Weeks into the fall semester, Utica College, a private school with 2,900 students in upstate New York, announced a 42 percent reduction in tuition from $34,466 to $19,996 for the 2016-2017 academic year. The price reset was met with skepticism from higher education experts who cast it as a gimmick to bolster enrollment, evidence that small liberal arts schools were in crisis.
Utica leaders shrugged off the criticism, and said they wanted to make sure families weren’t scared off by the sticker price. But lowering the published price meant running the risk of losing money on the families who could afford to pay full freight. So how did it turn out?
Applications from students looking to transfer to Utica are up 65 percent, and up 10 percent for would-be freshmen. Financial aid appeals are down. Campus visits are on the rise. And the average family income has grown 25 percent to $93,170.
“We talked about families that have the ability to pay, but they may not have been willing to pay the higher price. They didn’t understand tuition discounts or how that worked. Now the price seems more reasonable,” said Jeffery Gates, Utica’s vice president of student affairs and enrollment management.
Utica is part of a movement of private colleges abandoning the widespread practice of setting published prices artificially high and then offering deep discounts. At least a dozen schools have taken up the cause in the last few years, including Converse College in South Carolina, Ashland University in Ohio and Rosemont College in Pennsylvania. These schools say tuition resets are a way to simplify an opaque pricing model that has done more harm than good. And financial analysts agree.

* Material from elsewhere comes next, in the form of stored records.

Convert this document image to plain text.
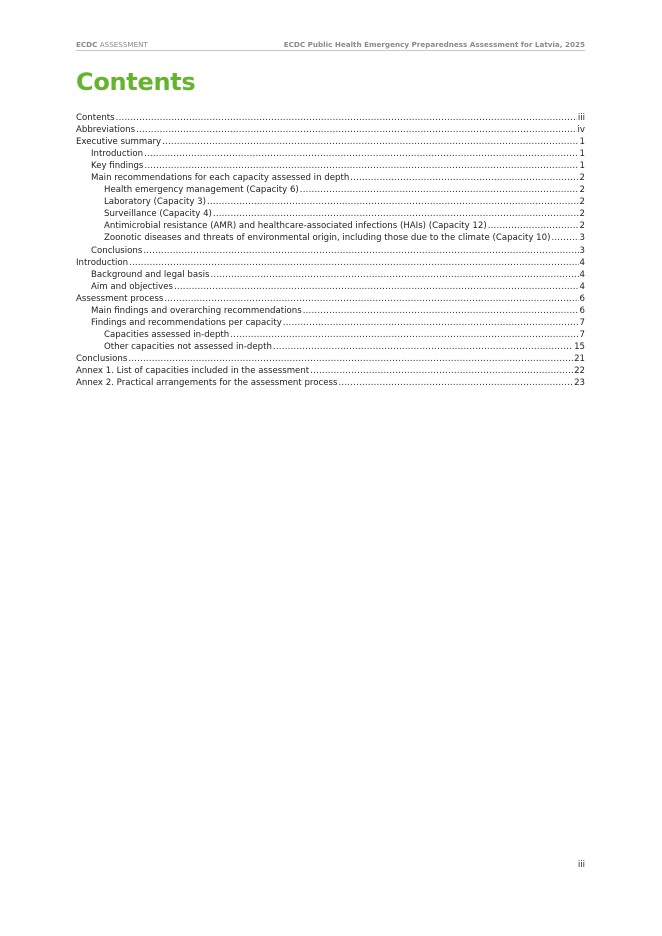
ECDC ASSESSMENT	ECDC Public Health Emergency Preparedness Assessment for Latvia, 2025
Contents
Contents .....	iii
Abbreviations .....	iv
Executive summary .....	1
Introduction .....	1
Key findings .....	1
Main recommendations for each capacity assessed in depth .....	2
Health emergency management (Capacity 6) .....	2
Laboratory (Capacity 3) .....	2
Surveillance (Capacity 4) .....	2
Antimicrobial resistance (AMR) and healthcare-associated infections (HAIs) (Capacity 12) .....	2
Zoonotic diseases and threats of environmental origin, including those due to the climate (Capacity 10) .....	3
Conclusions .....	3
Introduction .....	4
Background and legal basis .....	4
Aim and objectives .....	4
Assessment process .....	6
Main findings and overarching recommendations .....	6
Findings and recommendations per capacity .....	7
Capacities assessed in-depth .....	7
Other capacities not assessed in-depth .....	15
Conclusions .....	21
Annex 1. List of capacities included in the assessment .....	22
Annex 2. Practical arrangements for the assessment process .....	23
iii
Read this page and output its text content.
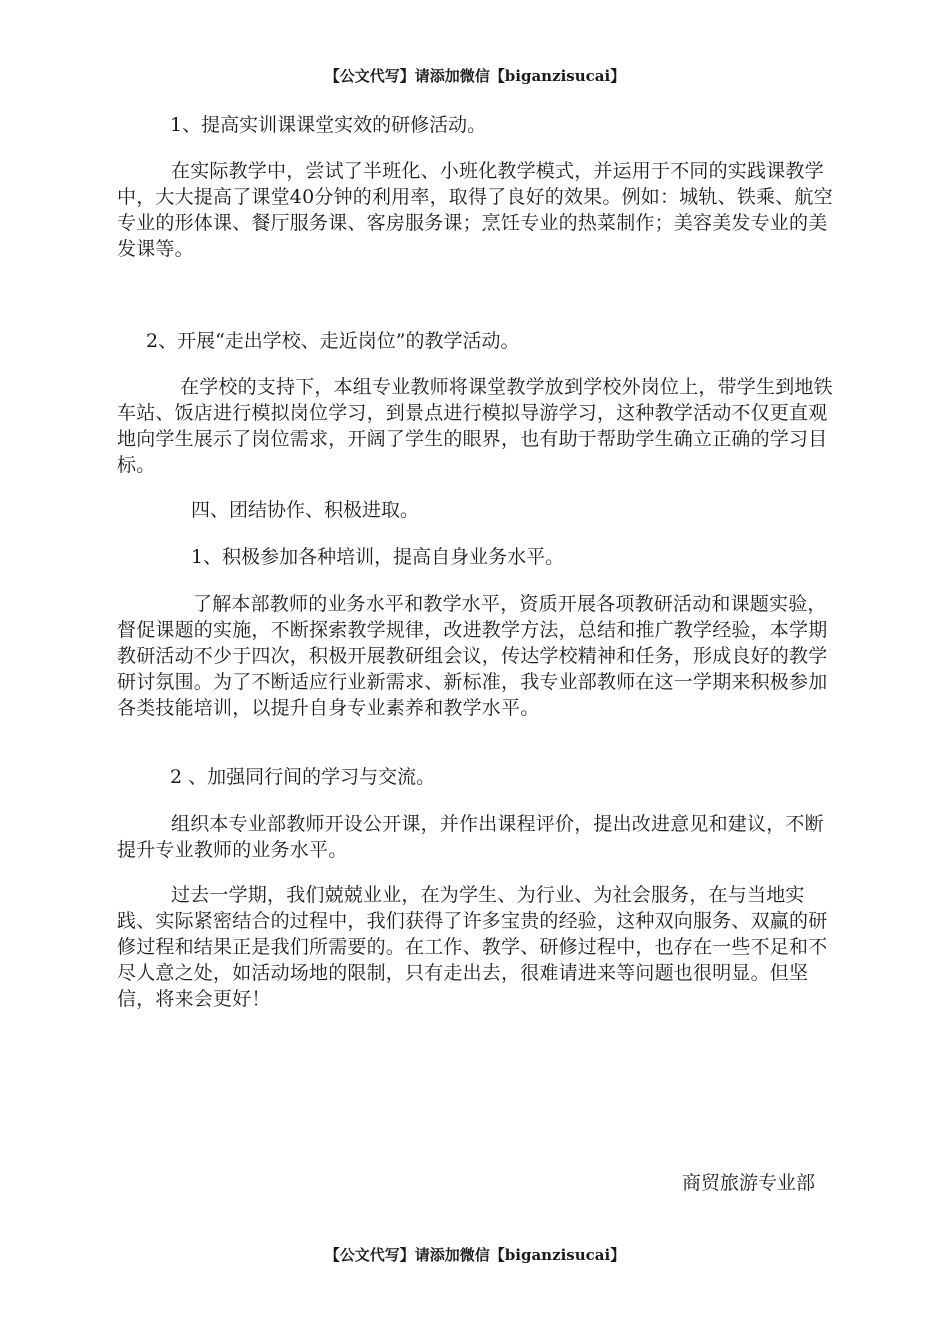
【公文代写】请添加微信【biganzisucai】
1、提高实训课课堂实效的研修活动。

在实际教学中，尝试了半班化、小班化教学模式，并运用于不同的实践课教学中，大大提高了课堂40分钟的利用率，取得了良好的效果。例如：城轨、铁乘、航空专业的形体课、餐厅服务课、客房服务课；烹饪专业的热菜制作；美容美发专业的美发课等。

2、开展“走出学校、走近岗位”的教学活动。

在学校的支持下，本组专业教师将课堂教学放到学校外岗位上，带学生到地铁车站、饭店进行模拟岗位学习，到景点进行模拟导游学习，这种教学活动不仅更直观地向学生展示了岗位需求，开阔了学生的眼界，也有助于帮助学生确立正确的学习目标。

四、团结协作、积极进取。
1、积极参加各种培训，提高自身业务水平。

了解本部教师的业务水平和教学水平，资质开展各项教研活动和课题实验，督促课题的实施，不断探索教学规律，改进教学方法，总结和推广教学经验，本学期教研活动不少于四次，积极开展教研组会议，传达学校精神和任务，形成良好的教学研讨氛围。为了不断适应行业新需求、新标准，我专业部教师在这一学期来积极参加各类技能培训，以提升自身专业素养和教学水平。

2 、加强同行间的学习与交流。

组织本专业部教师开设公开课，并作出课程评价，提出改进意见和建议，不断提升专业教师的业务水平。

过去一学期，我们兢兢业业，在为学生、为行业、为社会服务，在与当地实践、实际紧密结合的过程中，我们获得了许多宝贵的经验，这种双向服务、双赢的研修过程和结果正是我们所需要的。在工作、教学、研修过程中，也存在一些不足和不尽人意之处，如活动场地的限制，只有走出去，很难请进来等问题也很明显。但坚信，将来会更好！

商贸旅游专业部
【公文代写】请添加微信【biganzisucai】
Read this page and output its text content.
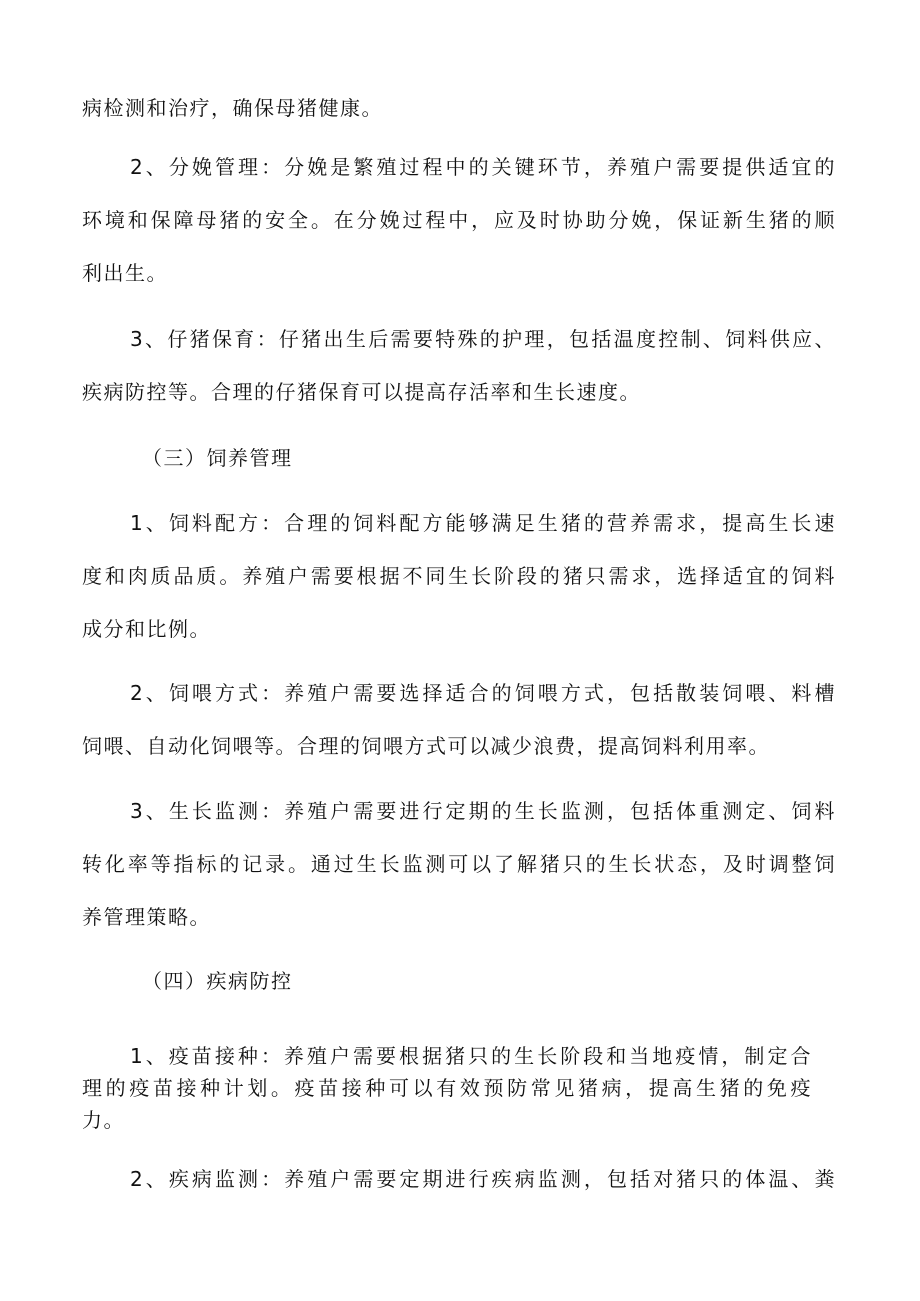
病检测和治疗，确保母猪健康。
2、分娩管理：分娩是繁殖过程中的关键环节，养殖户需要提供适宜的
环境和保障母猪的安全。在分娩过程中，应及时协助分娩，保证新生猪的顺
利出生。
3、仔猪保育：仔猪出生后需要特殊的护理，包括温度控制、饲料供应、
疾病防控等。合理的仔猪保育可以提高存活率和生长速度。
（三）饲养管理
1、饲料配方：合理的饲料配方能够满足生猪的营养需求，提高生长速
度和肉质品质。养殖户需要根据不同生长阶段的猪只需求，选择适宜的饲料
成分和比例。
2、饲喂方式：养殖户需要选择适合的饲喂方式，包括散装饲喂、料槽
饲喂、自动化饲喂等。合理的饲喂方式可以减少浪费，提高饲料利用率。
3、生长监测：养殖户需要进行定期的生长监测，包括体重测定、饲料
转化率等指标的记录。通过生长监测可以了解猪只的生长状态，及时调整饲
养管理策略。
（四）疾病防控
1、疫苗接种：养殖户需要根据猪只的生长阶段和当地疫情，制定合
理的疫苗接种计划。疫苗接种可以有效预防常见猪病，提高生猪的免疫
力。
2、疾病监测：养殖户需要定期进行疾病监测，包括对猪只的体温、粪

Analysts say discounting strategies, which are used to entice students to enroll, have depressed revenue growth and put a number of small institutions in a perilous financial position. While colleges with hefty endowments can easily finance discounts and uphold revenue growth, small private schools with limited resources take a hit to their budget, according to Moody’s Investors Service. The credit ratings agency has cautioned colleges against discounting, yet the practice continues to grow.
A study by the National Association of College and University Business Officers (NACUBO) found tuition discount rates — the percentage of tuition revenue schools hand students in the form of grants — reached an estimated 49 percent for full-time freshmen in the 2015-2016 academic year, the highest level on record. At the same time, the average growth in net tuition revenue — the money earned from students after schools provide financial aid — per first-time, full-time freshman was 1.2 percent this year, compared to 2.1 percent in 2014-2015.
Discounting may be stunting revenue growth, but the practice has been beneficial for students. Private colleges put nearly 43 cents of every tuition dollar toward scholarships and grants, according to NACUBO. Nearly 78 percent of all undergraduates and 88 percent of first-time, full-time freshmen received aid as a result. Indeed, discount rates climbed because a greater share of students were awarded institutional grants.
It’s debatable, however, whether resetting tuition really helps students. New rates at most schools are simply closer to what students are already paying after scholarships and grants are deducted, what’s known as the net price. And a drastic reduction in price often comes with a drastic reduction in aid.
Whereas the largest merit scholarship at Utica used be around $21,000, it now stands closer to $6,000, Gates said. But what students are actually paying barely budged. The school’s net price went from about $14,000 a year to $15,000. Gates said the net price inched up because there are more families who have the ability to pay, something the school did not anticipate. He noted that all returning students are saving at least $1,000 as housing costs and fees have also come down.
“Not only are new students saving coming in, their savings over time is going to be much greater than our current students because tuition increases are going to be from a smaller base,” Gates said.
Slashing sticker prices can be a gamble. People often associate price with quality, but as student debt climbs to $1.3 trillion, many families are unwilling to even look at schools over a certain price point. Researchers have found that tuition resets are most successful at colleges that advertise to a wider audience.
In the last year, Utica has been heralding its price change with the aim of increasing its freshman class. The school historically took in around 470 freshman, but it hit a record 645 last year and currently has enrollment deposits from 775 soon-to-be freshmen.
“Families can see the value in having the sort of personal, private, individual experience that we offer at a cost that is not going to break the bank,” Gate said.